As Grace Freeman notes

"Born in 1893, May Wedderburn Cannan was the daughter of Charles Cannan, Dean of Trinity College, and the head of the Oxford University Press (OUP) until his death after the end of the war. Raised in and surrounded by a world of literary influence, May had her first poem printed in The Scotsman at the age of 15. By the time of the Paris Peace Conference in 1919, she had two published anthologies: In War Time (1917) and The Splendid Days (1919); these would be followed by a third, The House of Hope, in 1923."

"Like so many other female poets who were writing at the time, May’s voice is, wrongfully, not as strongly heard as the bellows of soldier-poets. She writes with a quiet, lyrical confidence, offering a moving and authentic insight into her own personal wartime experiences, away from the heart of the combat. In the spring of 1915, May was posted to Rouen, which sits on the banks of the Seine. "
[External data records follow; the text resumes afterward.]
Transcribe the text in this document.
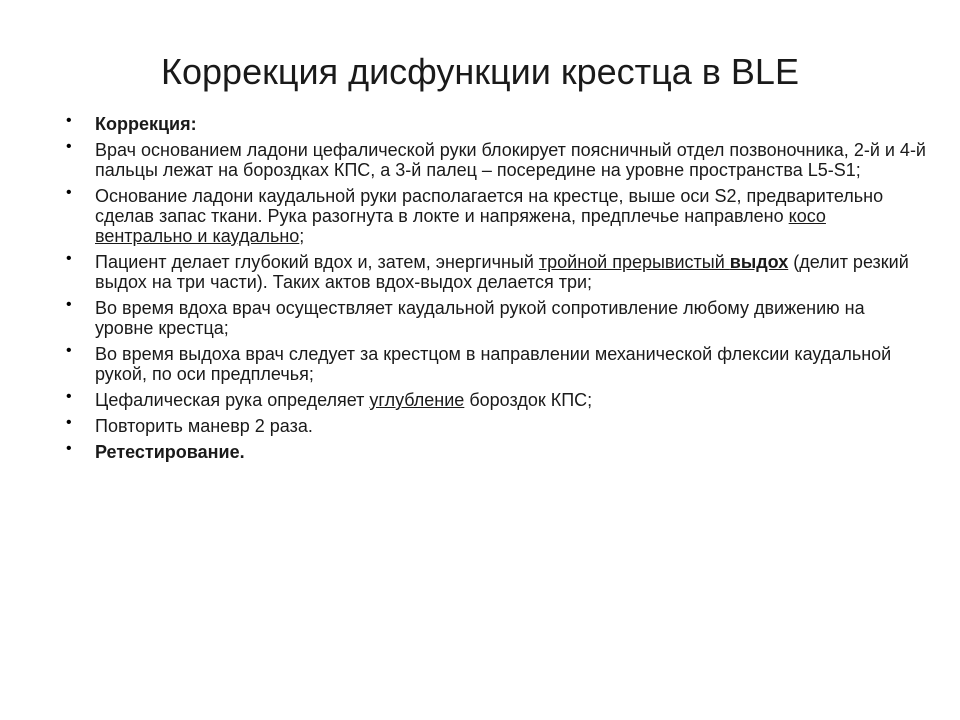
Коррекция дисфункции крестца в BLE
• Коррекция:
• Врач основанием ладони цефалической руки блокирует поясничный отдел позвоночника, 2-й и 4-й пальцы лежат на бороздках КПС, а 3-й палец – посередине на уровне пространства L5-S1;
• Основание ладони каудальной руки располагается на крестце, выше оси S2, предварительно сделав запас ткани. Рука разогнута в локте и напряжена, предплечье направлено косо вентрально и каудально;
• Пациент делает глубокий вдох и, затем, энергичный тройной прерывистый выдох (делит резкий выдох на три части). Таких актов вдох-выдох делается три;
• Во время вдоха врач осуществляет каудальной рукой сопротивление любому движению на уровне крестца;
• Во время выдоха врач следует за крестцом в направлении механической флексии каудальной рукой, по оси предплечья;
• Цефалическая рука определяет углубление бороздок КПС;
• Повторить маневр 2 раза.
• Ретестирование.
"In 1918, she returned to France to work in the Espionage Department of the War Office in Paris. In ‘Paris, November 11, 1918’, a poem which is dedicated to an unknown ‘G.A.H.’, she diarises her recollection of that day, remembering the exhausting and unsatisfying arrival of the Armistice, drawing us close into the immediate aftermath of a new and broken world, and sharing the confusion and the heartbreak of the home front."

Paris, November 11th, 1918

Down on the boulevards the crowds went by,
The shouting and the singing died away,
And in the quiet we rose to drink the toasts,
Our hearts uplifted to the hour, the Day:
The King – the Army – Navy – the Allies –
England – and Victory.
And then you turned to me and with low voice
(The tables were abuzz with revelry),
‘I have a toast for you and me,’ you said,
And whispered ‘Absent,’ and we drank
Our unforgotten Dead.
But I saw Love go lonely down the years
And when I drank, the wine was salt with tears.